„Dla Polaków nie powstały nigdy obozy masowej zagłady” - pisała na Twitterze dziennikarka Katarzyna Markusz. Wobec publicystki wszczęto dochodzenie dot. możliwości popełnienia przestępstwa publicznego i wbrew faktom zaprzeczania zbrodniom nazistowskim, o czym informuje Ośrodek Monitorowania Antypolonizmu.
CZYTAJ TAKŻE:
Po naszym zawiadomieniu wszczęto dochodzenie dot. możliwości popełnienia przestępstwa publicznego i wbrew faktom zaprzeczania zbrodniom nazistowskim (art. 55 ustawy o IPN) wobec Katarzyny M., postępowanie nadzoruje Prokuratura Rejonowa w Sokołowie Podlaskim.

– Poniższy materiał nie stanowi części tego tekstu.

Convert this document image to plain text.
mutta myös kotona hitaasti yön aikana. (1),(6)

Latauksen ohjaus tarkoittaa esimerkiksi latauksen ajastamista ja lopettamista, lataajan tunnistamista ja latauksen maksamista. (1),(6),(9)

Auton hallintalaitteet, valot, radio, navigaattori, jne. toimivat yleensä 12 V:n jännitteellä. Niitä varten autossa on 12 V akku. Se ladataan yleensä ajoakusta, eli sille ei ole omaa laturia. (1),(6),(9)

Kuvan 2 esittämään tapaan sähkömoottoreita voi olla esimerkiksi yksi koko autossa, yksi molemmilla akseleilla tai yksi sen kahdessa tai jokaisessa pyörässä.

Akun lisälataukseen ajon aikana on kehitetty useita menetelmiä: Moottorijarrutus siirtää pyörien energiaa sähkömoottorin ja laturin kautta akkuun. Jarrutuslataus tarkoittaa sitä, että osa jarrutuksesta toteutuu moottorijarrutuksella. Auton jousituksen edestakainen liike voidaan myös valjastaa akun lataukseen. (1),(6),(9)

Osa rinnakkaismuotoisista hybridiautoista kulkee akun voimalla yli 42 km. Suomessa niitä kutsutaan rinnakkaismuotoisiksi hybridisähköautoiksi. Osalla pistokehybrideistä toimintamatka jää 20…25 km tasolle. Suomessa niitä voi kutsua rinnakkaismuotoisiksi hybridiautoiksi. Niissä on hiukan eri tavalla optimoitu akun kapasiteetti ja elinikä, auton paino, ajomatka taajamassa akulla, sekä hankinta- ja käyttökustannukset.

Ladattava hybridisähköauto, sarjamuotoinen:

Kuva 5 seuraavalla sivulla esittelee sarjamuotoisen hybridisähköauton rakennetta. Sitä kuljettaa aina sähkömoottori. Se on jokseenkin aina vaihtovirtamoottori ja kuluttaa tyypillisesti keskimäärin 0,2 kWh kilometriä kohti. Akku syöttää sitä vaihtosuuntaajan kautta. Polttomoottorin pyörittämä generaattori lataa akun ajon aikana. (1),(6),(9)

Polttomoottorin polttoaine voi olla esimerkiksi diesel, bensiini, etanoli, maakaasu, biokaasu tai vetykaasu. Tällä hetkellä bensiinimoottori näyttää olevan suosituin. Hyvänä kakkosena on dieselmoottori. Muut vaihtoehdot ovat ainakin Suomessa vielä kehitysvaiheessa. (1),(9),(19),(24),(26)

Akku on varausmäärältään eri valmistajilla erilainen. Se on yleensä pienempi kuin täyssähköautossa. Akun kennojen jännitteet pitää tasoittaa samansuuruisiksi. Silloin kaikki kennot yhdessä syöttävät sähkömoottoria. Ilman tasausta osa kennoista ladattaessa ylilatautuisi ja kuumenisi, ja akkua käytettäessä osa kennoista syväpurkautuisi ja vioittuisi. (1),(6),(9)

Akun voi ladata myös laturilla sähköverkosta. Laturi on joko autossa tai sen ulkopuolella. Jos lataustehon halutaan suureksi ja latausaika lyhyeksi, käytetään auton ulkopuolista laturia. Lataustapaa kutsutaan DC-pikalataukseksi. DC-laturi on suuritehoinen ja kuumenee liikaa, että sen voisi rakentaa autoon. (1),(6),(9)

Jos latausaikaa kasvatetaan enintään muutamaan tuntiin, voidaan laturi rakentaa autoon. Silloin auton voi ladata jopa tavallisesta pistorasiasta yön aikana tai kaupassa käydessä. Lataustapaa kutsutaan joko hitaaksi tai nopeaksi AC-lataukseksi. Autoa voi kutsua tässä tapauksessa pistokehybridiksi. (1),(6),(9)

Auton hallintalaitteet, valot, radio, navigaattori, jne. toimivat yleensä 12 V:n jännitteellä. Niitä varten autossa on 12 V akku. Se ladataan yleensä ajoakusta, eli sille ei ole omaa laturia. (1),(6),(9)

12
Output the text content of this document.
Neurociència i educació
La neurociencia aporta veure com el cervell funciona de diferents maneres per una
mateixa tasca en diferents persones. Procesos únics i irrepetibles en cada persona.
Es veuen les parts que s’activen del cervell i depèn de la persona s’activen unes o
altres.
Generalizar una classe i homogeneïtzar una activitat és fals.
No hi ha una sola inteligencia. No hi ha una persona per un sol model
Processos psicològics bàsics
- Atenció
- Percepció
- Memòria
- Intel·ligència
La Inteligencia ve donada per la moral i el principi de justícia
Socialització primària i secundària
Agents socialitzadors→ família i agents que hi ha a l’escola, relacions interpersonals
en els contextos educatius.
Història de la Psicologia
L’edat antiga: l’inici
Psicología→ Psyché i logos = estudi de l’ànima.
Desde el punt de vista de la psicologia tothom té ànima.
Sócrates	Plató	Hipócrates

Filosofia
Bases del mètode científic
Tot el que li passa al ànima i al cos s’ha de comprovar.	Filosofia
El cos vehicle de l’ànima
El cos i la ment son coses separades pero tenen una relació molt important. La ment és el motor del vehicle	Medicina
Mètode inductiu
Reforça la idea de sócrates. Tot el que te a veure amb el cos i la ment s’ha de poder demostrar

— poinformował na Twitterze Ośrodek.
Dla Polaków nie powstały nigdy obozy masowej zagłady, w czasie wojny mogli chodzić po ulicach, pracować, żyć. Nikt ich nie zabijał za to, że są Polakami. Polskich Żydów zginęło 90%, a etnicznych Polaków 10%
— napisała na Twitterze Markusz.
Dziś trudno powiedzieć, czy słowa dziennikarki Jewish Telegraphic wynikają z niewiedzy czy złej woli, faktem jest jednak, że nie powinna rozpowszechniać tak kłamliwych tez. Początkowo obóz w Auschwitz był stworzony głównie z myślą o Polakach. Później, po rozbudowie, stał się również symbolem zagłady Żydów, a także Romów.